Impossibilidade de salvo-conduto em habeas corpus para aborto sem prova médica ADPF 54 inaplicável
Em sede de arguição de descumprimento de preceito fundamental, ajuizada com o objetivo de que a interrupção da gravidez de feto anencéfalo não fosse considerada crime, o Supremo Tribunal Federal conferiu interpretação conforme à Constituição, fixando o entendimento no sentido de que "Mostra-se inconstitucional interpretação de a interrupção da gravidez de feto anencéfalo ser conduta tipificada nos artigos 124, 126 e 128, incisos I e II, do Código Penal." (ADPF n. 54, Tribunal Pleno, Rel. Ministro Marco Aurélio, DJe 30.4.2013). No voto condutor, o Ministro Marco Aurélio consignou que não se discutia a descriminalização do aborto, mas tão somente a possibilidade de interrupção da gravidez de feto anencéfalo. A anencefalia, doença congênita letal, pressupõe a ausência parcial ou total do cérebro para a qual não há cura e tampouco possibilidade de desenvolvimento da massa encefálica em momento posterior. O crime de aborto atenta contra a vida, mas, na hipótese de anencefalia, o delito não se configura, pois o anencéfalo não tem potencialidade de vida.

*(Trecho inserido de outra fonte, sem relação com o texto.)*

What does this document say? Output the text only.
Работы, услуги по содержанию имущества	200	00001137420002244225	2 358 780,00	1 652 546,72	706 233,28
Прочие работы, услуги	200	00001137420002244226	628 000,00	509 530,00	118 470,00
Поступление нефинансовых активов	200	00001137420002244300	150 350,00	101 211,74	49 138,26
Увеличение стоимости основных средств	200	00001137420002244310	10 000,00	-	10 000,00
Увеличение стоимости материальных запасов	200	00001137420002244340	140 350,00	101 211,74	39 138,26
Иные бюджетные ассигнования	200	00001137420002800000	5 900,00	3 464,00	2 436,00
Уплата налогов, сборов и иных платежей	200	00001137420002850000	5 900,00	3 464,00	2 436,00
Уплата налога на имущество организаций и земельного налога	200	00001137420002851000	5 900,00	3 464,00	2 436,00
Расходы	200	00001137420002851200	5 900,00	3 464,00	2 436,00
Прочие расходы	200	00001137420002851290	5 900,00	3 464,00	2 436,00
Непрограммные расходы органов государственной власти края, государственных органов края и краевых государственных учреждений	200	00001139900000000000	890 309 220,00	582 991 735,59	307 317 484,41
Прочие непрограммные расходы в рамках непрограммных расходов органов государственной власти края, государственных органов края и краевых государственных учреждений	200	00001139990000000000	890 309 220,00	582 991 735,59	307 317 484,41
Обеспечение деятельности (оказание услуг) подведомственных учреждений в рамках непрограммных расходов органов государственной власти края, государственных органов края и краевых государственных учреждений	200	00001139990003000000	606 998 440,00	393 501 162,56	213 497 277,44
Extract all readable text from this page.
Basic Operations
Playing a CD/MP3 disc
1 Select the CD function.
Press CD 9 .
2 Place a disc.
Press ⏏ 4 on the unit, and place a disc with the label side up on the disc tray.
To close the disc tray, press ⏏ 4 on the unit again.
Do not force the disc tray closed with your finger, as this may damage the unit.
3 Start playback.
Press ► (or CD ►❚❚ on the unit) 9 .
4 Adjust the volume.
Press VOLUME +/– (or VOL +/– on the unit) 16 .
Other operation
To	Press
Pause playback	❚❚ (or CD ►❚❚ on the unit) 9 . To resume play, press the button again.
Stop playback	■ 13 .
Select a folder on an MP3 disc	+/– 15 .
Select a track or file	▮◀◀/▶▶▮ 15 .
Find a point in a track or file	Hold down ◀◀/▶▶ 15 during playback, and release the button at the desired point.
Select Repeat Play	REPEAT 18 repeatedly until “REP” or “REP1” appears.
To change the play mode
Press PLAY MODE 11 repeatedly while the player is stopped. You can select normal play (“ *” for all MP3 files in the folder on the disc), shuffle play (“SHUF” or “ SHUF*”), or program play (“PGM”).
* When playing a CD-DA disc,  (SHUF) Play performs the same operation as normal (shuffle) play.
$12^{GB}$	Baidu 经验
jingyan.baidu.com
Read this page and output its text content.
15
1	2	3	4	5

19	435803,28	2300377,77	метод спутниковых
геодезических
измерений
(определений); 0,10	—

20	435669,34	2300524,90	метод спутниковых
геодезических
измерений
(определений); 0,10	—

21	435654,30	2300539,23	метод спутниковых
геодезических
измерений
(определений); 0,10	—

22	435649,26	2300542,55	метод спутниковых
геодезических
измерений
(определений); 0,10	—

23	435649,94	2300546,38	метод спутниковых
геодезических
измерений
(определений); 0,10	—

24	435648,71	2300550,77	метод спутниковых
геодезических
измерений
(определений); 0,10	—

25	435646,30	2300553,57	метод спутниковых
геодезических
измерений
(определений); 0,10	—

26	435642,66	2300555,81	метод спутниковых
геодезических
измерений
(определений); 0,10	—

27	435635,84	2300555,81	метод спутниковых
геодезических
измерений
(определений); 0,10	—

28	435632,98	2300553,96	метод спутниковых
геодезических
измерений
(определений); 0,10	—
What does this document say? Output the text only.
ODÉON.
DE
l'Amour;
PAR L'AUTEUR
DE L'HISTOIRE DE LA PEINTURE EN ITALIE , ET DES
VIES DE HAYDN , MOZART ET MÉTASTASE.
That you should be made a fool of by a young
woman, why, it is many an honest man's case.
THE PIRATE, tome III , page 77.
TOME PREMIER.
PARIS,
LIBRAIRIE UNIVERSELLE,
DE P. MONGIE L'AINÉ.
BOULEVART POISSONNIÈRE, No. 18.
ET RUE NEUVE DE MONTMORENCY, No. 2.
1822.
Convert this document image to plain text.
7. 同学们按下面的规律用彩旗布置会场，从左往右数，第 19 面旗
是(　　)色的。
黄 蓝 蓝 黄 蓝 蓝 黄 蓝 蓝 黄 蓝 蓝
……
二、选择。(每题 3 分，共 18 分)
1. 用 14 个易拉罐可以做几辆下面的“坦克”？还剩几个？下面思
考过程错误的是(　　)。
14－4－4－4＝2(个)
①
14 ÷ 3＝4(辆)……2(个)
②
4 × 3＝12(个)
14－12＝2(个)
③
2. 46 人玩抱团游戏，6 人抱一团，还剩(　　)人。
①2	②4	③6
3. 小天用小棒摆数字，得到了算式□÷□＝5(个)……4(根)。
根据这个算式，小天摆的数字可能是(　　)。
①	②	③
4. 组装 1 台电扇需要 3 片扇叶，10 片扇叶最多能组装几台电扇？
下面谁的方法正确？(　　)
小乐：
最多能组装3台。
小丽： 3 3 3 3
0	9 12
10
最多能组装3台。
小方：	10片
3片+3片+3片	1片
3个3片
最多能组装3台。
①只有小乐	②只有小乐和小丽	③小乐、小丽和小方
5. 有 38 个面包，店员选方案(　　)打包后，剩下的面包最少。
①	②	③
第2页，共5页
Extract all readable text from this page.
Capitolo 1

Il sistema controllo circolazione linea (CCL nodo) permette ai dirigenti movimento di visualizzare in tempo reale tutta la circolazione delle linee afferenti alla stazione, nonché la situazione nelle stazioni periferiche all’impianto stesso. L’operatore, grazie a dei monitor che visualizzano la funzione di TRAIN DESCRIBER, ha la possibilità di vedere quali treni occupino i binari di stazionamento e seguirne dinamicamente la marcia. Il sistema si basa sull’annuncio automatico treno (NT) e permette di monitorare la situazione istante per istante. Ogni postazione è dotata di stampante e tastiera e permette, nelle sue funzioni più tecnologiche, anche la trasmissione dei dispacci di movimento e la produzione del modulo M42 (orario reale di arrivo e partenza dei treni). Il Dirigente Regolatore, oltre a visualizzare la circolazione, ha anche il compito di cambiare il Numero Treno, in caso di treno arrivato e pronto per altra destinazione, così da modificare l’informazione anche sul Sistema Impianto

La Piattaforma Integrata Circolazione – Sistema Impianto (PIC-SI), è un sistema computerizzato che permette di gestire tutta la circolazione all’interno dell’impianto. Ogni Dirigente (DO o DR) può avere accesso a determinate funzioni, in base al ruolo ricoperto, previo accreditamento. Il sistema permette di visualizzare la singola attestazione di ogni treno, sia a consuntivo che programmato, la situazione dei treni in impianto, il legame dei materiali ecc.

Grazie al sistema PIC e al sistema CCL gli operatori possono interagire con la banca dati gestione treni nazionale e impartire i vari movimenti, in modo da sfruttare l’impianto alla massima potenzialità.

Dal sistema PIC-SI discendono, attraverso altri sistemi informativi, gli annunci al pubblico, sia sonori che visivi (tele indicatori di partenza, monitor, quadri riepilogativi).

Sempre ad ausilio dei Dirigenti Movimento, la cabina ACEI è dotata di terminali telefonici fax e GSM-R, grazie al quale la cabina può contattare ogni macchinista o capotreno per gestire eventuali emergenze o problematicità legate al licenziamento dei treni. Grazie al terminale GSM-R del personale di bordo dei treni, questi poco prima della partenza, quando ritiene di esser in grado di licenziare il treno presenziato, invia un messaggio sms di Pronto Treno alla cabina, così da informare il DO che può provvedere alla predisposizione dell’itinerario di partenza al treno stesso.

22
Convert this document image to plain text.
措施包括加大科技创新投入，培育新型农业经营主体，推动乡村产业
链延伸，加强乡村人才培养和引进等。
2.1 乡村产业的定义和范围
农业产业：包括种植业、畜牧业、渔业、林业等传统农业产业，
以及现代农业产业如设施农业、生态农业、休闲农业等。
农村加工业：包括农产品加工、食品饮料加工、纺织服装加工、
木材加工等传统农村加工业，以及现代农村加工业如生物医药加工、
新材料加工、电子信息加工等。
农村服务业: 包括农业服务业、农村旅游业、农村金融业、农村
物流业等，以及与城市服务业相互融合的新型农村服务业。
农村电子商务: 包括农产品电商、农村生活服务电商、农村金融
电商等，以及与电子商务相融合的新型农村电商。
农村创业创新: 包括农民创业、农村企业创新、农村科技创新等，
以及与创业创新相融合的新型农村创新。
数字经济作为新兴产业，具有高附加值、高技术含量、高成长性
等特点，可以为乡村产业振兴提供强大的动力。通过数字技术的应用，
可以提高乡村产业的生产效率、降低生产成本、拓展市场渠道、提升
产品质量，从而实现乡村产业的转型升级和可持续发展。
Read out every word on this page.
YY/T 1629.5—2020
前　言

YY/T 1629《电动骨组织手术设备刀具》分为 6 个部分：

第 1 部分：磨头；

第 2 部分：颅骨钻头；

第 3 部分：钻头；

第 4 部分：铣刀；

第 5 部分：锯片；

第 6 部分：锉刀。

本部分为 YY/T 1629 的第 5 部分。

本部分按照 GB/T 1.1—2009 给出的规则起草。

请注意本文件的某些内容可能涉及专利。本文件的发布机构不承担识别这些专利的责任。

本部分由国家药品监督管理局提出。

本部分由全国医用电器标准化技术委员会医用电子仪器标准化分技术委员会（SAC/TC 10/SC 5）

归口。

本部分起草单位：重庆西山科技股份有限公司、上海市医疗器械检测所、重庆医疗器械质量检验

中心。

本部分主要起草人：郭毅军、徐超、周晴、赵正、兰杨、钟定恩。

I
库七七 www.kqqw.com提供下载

E, inexistindo potencialidade para o feto se tornar pessoa humana, não surge justificativa para a tutela jurídico-penal. O Ministro Marco Aurélio registrou, ainda, que "o feto anencéfalo, mesmo que biologicamente vivo, porque feito de células e tecidos vivos, é juridicamente morto, não gozando de proteção jurídica e (...) principalmente de proteção jurídico-penal. Nesse contexto, a interrupção da gestação de feto anencefálico não configura crime contra a vida - revela-se conduta atípica." Assim, a interpretação dada pelo Supremo Tribunal Federal parte da premissa da inviabilidade da vida extrauterina. Assentada a premissa teórica, impossível a aplicação do entendimento ao caso em análise, porquanto, embora o feto esteja acometido de condição genética com prognóstico grave, com alta probabilidade de letalidade, não se extrai da documentação médica a impossibilidade de vida fora do útero. Portanto, inviável a aplicação, por analogia, da interpretação conforme a Constituição fixada pela ADPF n. 54 do STF. Ademais, no caso, não se identifica elementos objetivos que indiquem o risco no prosseguimento da gravidez para a gestante, o que, em tese, poderia levar à caracterização da excludente do art. 128, inciso I, do Código Penal.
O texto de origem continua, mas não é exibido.